Monsieur le Président, Cher-E-s collègues,
Si les dispositions que modifie la proposition de loi que nous examinons aujourd’hui relèvent de la loi du 29 juillet 1881 dite « sur la liberté de la presse », les infractions visées ne concernent en réalité que marginalement cette dernière. Il s’agit dans la majorité des cas de propos tenus en public et d’écrits provenant de particuliers, sans lien avec la presse.
Notre législation actuelle traite différemment les propos discriminatoires à caractère racial, ethnique ou religieux, et ces mêmes propos tenus à raison du sexe, de l’orientation sexuelle, de l’identité sexuelle ou du handicap. Cette situation a déjà été qualifiée de « législation discriminatoire » par la rapporteure de l’Assemblée nationale lors de sa discussion.

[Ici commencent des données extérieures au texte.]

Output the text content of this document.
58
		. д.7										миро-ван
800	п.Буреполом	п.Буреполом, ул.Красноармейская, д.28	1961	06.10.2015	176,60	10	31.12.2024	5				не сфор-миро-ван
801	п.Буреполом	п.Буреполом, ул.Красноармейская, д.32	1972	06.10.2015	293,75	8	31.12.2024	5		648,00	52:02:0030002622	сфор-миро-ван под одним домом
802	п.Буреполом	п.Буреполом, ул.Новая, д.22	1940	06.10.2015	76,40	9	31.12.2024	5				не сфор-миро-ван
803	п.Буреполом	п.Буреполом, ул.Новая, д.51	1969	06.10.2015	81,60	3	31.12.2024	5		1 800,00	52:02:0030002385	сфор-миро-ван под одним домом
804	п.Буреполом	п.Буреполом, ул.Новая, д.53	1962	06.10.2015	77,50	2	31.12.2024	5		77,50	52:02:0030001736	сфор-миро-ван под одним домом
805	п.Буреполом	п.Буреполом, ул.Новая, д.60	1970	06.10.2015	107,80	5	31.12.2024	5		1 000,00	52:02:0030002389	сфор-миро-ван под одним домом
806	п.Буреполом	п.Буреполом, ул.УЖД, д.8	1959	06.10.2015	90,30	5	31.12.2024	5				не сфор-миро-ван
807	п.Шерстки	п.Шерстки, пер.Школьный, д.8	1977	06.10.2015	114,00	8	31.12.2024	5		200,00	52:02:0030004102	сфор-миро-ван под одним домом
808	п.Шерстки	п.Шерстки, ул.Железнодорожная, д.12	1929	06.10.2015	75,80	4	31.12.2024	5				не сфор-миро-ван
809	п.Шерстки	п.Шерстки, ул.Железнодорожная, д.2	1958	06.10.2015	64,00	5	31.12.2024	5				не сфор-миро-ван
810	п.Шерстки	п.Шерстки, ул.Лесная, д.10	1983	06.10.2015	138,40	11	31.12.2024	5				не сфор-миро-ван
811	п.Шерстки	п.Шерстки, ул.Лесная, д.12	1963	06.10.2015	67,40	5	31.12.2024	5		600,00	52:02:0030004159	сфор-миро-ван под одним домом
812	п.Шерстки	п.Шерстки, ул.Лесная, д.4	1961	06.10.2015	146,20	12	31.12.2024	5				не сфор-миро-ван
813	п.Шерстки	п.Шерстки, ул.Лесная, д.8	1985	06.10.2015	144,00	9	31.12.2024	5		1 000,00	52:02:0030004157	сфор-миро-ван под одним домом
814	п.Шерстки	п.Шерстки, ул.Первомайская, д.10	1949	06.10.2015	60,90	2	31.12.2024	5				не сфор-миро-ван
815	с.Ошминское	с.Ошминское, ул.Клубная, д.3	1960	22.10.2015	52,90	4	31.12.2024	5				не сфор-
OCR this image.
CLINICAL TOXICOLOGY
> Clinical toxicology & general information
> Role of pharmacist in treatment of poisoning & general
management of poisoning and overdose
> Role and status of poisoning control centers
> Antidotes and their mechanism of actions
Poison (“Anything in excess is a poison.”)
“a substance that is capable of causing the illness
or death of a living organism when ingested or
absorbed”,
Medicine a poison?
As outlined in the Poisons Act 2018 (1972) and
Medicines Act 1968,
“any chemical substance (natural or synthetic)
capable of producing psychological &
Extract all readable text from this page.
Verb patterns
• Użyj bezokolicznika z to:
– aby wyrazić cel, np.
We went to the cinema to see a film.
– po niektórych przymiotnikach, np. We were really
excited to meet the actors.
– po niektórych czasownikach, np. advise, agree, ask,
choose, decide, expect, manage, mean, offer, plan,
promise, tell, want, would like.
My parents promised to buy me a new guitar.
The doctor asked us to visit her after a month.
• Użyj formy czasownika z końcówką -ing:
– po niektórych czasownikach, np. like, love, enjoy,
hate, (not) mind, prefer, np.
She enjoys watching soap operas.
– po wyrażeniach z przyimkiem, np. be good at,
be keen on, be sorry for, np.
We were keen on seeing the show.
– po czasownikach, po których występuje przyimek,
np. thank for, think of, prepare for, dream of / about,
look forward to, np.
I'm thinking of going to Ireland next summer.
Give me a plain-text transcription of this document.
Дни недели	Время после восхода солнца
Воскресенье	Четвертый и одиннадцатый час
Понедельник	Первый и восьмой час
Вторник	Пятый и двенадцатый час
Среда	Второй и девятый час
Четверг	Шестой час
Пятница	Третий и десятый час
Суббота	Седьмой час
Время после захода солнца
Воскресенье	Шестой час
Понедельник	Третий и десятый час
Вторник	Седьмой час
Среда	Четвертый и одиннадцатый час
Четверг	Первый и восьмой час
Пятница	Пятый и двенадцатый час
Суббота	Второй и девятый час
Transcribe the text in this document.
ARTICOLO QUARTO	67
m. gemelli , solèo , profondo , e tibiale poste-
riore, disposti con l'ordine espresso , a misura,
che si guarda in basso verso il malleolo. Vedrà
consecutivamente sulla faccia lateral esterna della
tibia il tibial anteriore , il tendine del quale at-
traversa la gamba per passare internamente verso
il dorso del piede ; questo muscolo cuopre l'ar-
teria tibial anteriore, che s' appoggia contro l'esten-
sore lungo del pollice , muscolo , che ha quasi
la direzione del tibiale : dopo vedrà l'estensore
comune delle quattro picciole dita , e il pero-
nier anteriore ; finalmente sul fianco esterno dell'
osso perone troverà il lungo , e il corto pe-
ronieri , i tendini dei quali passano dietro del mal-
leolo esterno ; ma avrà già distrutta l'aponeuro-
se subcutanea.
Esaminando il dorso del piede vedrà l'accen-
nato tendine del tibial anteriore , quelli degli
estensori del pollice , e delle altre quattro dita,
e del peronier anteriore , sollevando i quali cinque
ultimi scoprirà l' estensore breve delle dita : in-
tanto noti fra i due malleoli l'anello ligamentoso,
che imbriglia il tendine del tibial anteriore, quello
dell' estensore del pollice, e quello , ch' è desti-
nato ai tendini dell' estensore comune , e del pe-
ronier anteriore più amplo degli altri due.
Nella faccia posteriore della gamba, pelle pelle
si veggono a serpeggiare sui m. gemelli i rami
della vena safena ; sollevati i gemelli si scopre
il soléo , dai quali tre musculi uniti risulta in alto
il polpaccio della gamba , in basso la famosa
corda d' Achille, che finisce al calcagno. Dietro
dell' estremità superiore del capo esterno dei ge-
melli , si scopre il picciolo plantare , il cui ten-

L’unification des délais de prescription permettrait ainsi de mettre fin à une inégalité de droit entre les victimes, qui n’est pas justifiable.
Cette harmonisation des délais de prescription fait l’objet d’un très large consensus parmi les différentes personnalités entendues. Le Défenseur des droits a par exemple recommandé, dès 2011, cet alignement dans la proposition de réforme n° 11-R009. La proposition de loi que la commission examine aujourd’hui en est directement inspirée.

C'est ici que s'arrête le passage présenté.